As principais bolsas asiáticas registram altas modestas após a divulgação do documento, em torno de 0,5% a 0,8%, refletindo uma melhora marginal na percepção de risco no Oriente Médio. Em capitais europeias, diplomatas tentam transformar a trégua relativa em canal de negociação. Representantes de ao menos três países do bloco, incluindo França e Alemanha, discutem, segundo fontes ouvidas pela imprensa internacional, uma proposta de série de passos graduais para reduzir a presença militar americana nas cercanias do Irã em troca de garantias de Teerã contra novos ataques a alvos ocidentais.

Dentro dos Estados Unidos, a análise do Pentágono alimenta disputa eleitoral em pleno ano de campanha. Aliados de Trump apontam a queda nos disparos iranianos como prova de que a estratégia de pressão máxima funciona. “Os números falam por si. A firmeza do presidente está salvando vidas e estabilizando o mercado”, diz um assessor de campanha, em declaração distribuída à imprensa. Adversários democratas enxergam outro cenário. Para eles, a dependência de decisões pessoais em momentos de crise expõe um grau perigoso de improvisação na política externa americana.

O Irã evita comentar publicamente as conclusões do Pentágono. Autoridades em Teerã falam apenas em “ajustes táticos” e mantêm o discurso de que seus atos respondem a “provocações externas”. A redução dos disparos, porém, é lida por analistas regionais como tentativa de ganhar tempo, testar a coesão das alianças americanas e medir até que ponto Washington sustenta tropas e navios de guerra na região sem pagar um preço político interno.

Disputa de narrativa e próximos movimentos

A posição oficial do Pentágono reforça uma narrativa em que Trump aparece como figura central não apenas na retórica, mas na gestão concreta da escalada. O relatório indica que decisões tomadas em reuniões diárias de segurança, muitas vezes de última hora, determinam o padrão de resposta a cada disparo iraniano detectado pelos radares americanos. Essa mecânica concentra poder na Casa Branca e limita a margem de manobra do próprio comando militar, que precisa adaptar planos a sinais políticos por vezes contraditórios.

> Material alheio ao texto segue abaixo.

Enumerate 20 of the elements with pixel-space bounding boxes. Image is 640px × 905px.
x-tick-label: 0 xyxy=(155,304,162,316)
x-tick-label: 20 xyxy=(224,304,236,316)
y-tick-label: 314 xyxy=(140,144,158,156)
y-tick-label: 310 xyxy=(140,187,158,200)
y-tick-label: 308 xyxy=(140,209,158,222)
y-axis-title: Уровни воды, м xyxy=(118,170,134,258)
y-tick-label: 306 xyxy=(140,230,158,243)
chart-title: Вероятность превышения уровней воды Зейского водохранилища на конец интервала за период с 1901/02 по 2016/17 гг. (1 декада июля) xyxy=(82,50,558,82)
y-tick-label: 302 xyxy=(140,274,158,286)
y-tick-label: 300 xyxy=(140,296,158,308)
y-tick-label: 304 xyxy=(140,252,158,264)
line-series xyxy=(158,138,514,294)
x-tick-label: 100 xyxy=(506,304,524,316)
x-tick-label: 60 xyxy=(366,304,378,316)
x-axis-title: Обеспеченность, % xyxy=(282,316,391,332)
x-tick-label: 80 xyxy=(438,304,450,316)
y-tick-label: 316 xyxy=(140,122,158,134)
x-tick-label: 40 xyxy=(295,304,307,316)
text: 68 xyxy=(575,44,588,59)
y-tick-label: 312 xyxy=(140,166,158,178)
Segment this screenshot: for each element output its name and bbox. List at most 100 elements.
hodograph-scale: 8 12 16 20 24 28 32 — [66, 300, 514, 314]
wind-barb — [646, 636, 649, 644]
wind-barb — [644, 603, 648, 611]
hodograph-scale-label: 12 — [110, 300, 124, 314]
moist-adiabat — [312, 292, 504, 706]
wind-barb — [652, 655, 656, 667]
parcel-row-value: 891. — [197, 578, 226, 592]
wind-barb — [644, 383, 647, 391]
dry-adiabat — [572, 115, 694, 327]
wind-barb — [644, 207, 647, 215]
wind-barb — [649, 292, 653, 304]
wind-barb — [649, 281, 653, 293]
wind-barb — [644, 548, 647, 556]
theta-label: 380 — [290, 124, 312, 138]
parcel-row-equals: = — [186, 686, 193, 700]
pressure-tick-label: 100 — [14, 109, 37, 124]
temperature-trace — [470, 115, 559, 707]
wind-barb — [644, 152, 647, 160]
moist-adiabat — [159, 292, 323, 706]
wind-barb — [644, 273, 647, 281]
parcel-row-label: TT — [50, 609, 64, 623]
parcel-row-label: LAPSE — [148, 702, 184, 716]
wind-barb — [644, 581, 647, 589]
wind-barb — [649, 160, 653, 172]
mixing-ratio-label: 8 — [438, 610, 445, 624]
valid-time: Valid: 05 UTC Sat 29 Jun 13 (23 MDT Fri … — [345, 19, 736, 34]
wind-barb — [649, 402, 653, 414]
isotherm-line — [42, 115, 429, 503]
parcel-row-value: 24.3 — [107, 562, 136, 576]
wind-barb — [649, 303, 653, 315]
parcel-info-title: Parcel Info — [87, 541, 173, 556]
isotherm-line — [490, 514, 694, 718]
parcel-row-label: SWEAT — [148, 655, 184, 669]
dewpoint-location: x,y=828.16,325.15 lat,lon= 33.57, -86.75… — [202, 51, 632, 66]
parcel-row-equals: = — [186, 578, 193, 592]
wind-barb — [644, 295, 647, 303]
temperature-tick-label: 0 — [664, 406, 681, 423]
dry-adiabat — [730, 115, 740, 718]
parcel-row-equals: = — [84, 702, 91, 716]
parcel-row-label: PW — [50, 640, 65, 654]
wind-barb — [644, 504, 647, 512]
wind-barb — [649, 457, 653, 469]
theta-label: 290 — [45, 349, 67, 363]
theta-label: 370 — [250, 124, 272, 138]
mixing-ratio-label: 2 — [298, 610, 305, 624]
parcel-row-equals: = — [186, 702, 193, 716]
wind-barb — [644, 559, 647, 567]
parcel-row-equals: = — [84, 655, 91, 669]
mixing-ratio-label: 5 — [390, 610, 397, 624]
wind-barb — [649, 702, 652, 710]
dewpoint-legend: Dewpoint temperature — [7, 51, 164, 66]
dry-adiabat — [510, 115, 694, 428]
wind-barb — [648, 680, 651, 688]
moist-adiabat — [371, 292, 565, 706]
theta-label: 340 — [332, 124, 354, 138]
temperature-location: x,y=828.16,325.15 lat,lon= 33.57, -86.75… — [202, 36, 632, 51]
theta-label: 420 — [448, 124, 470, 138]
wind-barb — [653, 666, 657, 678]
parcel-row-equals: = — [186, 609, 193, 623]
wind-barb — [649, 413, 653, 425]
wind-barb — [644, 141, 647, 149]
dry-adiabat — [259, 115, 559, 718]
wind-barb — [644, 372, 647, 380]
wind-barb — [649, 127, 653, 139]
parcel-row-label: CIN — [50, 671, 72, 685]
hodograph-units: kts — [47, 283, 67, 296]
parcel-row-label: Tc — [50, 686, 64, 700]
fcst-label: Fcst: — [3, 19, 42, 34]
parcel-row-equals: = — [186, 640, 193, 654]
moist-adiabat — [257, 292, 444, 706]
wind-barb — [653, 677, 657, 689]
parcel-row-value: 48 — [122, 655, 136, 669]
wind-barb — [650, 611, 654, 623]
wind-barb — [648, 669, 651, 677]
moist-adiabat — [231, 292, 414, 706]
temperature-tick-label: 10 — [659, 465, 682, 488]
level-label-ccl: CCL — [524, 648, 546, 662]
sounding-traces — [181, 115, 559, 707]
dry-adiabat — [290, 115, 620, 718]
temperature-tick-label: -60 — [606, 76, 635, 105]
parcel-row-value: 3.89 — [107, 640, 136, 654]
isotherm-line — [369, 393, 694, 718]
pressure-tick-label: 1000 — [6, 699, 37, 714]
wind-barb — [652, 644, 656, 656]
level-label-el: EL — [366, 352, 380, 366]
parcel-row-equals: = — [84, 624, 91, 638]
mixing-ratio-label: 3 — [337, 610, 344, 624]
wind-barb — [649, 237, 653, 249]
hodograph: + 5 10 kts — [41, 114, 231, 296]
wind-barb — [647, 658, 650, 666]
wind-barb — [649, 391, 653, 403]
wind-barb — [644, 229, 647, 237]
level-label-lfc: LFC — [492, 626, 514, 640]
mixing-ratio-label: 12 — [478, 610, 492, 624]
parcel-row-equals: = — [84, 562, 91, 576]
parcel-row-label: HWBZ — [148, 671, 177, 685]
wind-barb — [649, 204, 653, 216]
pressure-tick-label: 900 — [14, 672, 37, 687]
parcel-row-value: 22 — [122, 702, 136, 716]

A médio prazo, a combinação de trégua parcial e discurso beligerante produz um ambiente de incerteza. Empresas de energia recalculam rotas, prazos de entrega e contratos de seguro para embarcações que cruzam a região. Seguradoras marítimas elevam prêmios em até 30% desde o início do ano, segundo dados de mercado, e só prometem rever essa alta se a redução dos disparos iranianos se mantiver por pelo menos 90 dias. Países dependentes de importações de petróleo, como Índia e algumas economias da Europa Oriental, se mobilizam para ampliar estoques estratégicos e negociar fornecimento alternativo.

A análise divulgada nesta quarta-feira não detalha quais passos Washington considera para transformar a queda recente nos disparos em um processo duradouro de descompressão. Assessores de segurança falam em “janelas de oportunidade de semanas, não de meses”, diante de um cenário ainda volátil. O Pentágono admite que qualquer incidente com vítimas americanas pode inverter o movimento atual em questão de horas e recolocar a região à beira de um confronto mais amplo.

Nos bastidores da diplomacia, a percepção é de que a metáfora do “acelerador” descreve apenas parte da equação. Trump decide o ritmo de resposta dos Estados Unidos, mas o Irã ainda controla a capacidade de criar novos focos de tensão por meio de aliados armados no Líbano, no Iraque e no Iêmen. A redução nos disparos indica disposição momentânea de contenção, não uma mudança estrutural na relação entre os dois países. A grande incógnita, para diplomatas e investidores, é se o atual equilíbrio instável abre caminho para um acordo ou apenas adia o próximo grande choque.